Procuradorias

Defesa em Mandado de Segurança: Visão do Tribunal

Defesa em Mandado de Segurança: Visão do Tribunal — artigo completo sobre Procuradorias com fundamentação legal e jurisprudência atualizadas. Plataforma Minuta.Tech.

25 de julho de 20257 min de leitura

Automatize suas minutas e documentos com IA — contratos, petições e peças prontas em minutos.

Experimentar Grátis
Defesa em Mandado de Segurança: Visão do Tribunal

Resumo

Defesa em Mandado de Segurança: Visão do Tribunal — artigo completo sobre Procuradorias com fundamentação legal e jurisprudência atualizadas. Plataforma Minuta.Tech.

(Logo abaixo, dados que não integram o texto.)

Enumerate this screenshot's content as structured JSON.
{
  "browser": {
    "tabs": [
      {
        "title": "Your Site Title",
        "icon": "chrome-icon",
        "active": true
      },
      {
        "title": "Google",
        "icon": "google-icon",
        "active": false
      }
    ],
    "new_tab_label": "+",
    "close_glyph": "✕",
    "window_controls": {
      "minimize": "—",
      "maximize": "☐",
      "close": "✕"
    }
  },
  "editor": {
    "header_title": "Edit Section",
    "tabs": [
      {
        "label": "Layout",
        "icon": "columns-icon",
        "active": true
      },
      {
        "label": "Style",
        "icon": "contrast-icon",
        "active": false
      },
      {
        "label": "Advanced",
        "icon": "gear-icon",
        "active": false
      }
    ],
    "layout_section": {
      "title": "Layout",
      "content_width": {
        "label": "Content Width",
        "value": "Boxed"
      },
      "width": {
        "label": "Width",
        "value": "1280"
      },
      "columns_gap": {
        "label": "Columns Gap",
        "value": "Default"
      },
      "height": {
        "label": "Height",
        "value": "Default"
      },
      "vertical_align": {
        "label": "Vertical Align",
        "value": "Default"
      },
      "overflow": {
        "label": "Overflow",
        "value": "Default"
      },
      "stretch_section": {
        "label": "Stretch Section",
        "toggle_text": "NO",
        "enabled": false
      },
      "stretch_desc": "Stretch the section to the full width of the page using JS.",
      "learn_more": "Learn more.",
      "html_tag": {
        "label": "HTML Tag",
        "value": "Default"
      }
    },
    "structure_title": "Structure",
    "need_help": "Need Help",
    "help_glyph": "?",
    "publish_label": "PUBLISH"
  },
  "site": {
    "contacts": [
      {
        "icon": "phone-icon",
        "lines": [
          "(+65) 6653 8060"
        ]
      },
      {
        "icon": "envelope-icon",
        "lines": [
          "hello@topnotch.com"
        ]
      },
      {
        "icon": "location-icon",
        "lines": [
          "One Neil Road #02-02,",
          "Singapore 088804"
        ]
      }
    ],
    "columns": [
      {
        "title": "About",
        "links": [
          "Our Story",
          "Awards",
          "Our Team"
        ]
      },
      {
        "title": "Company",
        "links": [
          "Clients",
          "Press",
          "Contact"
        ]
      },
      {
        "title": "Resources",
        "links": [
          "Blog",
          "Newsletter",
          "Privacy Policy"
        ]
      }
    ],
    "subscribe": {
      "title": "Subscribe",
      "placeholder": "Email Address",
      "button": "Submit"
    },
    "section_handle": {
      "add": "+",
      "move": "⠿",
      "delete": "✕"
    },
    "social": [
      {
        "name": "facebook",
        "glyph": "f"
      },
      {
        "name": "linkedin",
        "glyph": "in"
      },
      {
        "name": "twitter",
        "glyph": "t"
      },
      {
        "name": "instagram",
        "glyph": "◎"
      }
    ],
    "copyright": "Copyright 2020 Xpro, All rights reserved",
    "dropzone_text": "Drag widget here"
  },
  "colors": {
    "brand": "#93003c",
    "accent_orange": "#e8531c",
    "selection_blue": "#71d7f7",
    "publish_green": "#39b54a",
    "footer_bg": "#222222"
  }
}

O Mandado de Segurança é uma das ações constitucionais mais recorrentes na rotina das procuradorias e dos tribunais brasileiros. Com a promessa de proteção célere a direitos líquidos e certos, ele se apresenta como um instrumento vital na defesa contra atos ilegais ou abusivos de autoridades públicas. Para os profissionais do setor público, compreender a visão do tribunal sobre a defesa nesse remédio constitucional é essencial. Não se trata apenas de dominar o rito procedimental, mas de entender como a jurisprudência, especialmente do Superior Tribunal de Justiça (STJ) e do Supremo Tribunal Federal (STF), interpreta e aplica os requisitos legais, moldando as estratégias de defesa. Este artigo aprofunda-se na análise da defesa em Mandado de Segurança sob a ótica dos tribunais, abordando os principais fundamentos legais, a jurisprudência atualizada e as orientações práticas para a atuação das procuradorias.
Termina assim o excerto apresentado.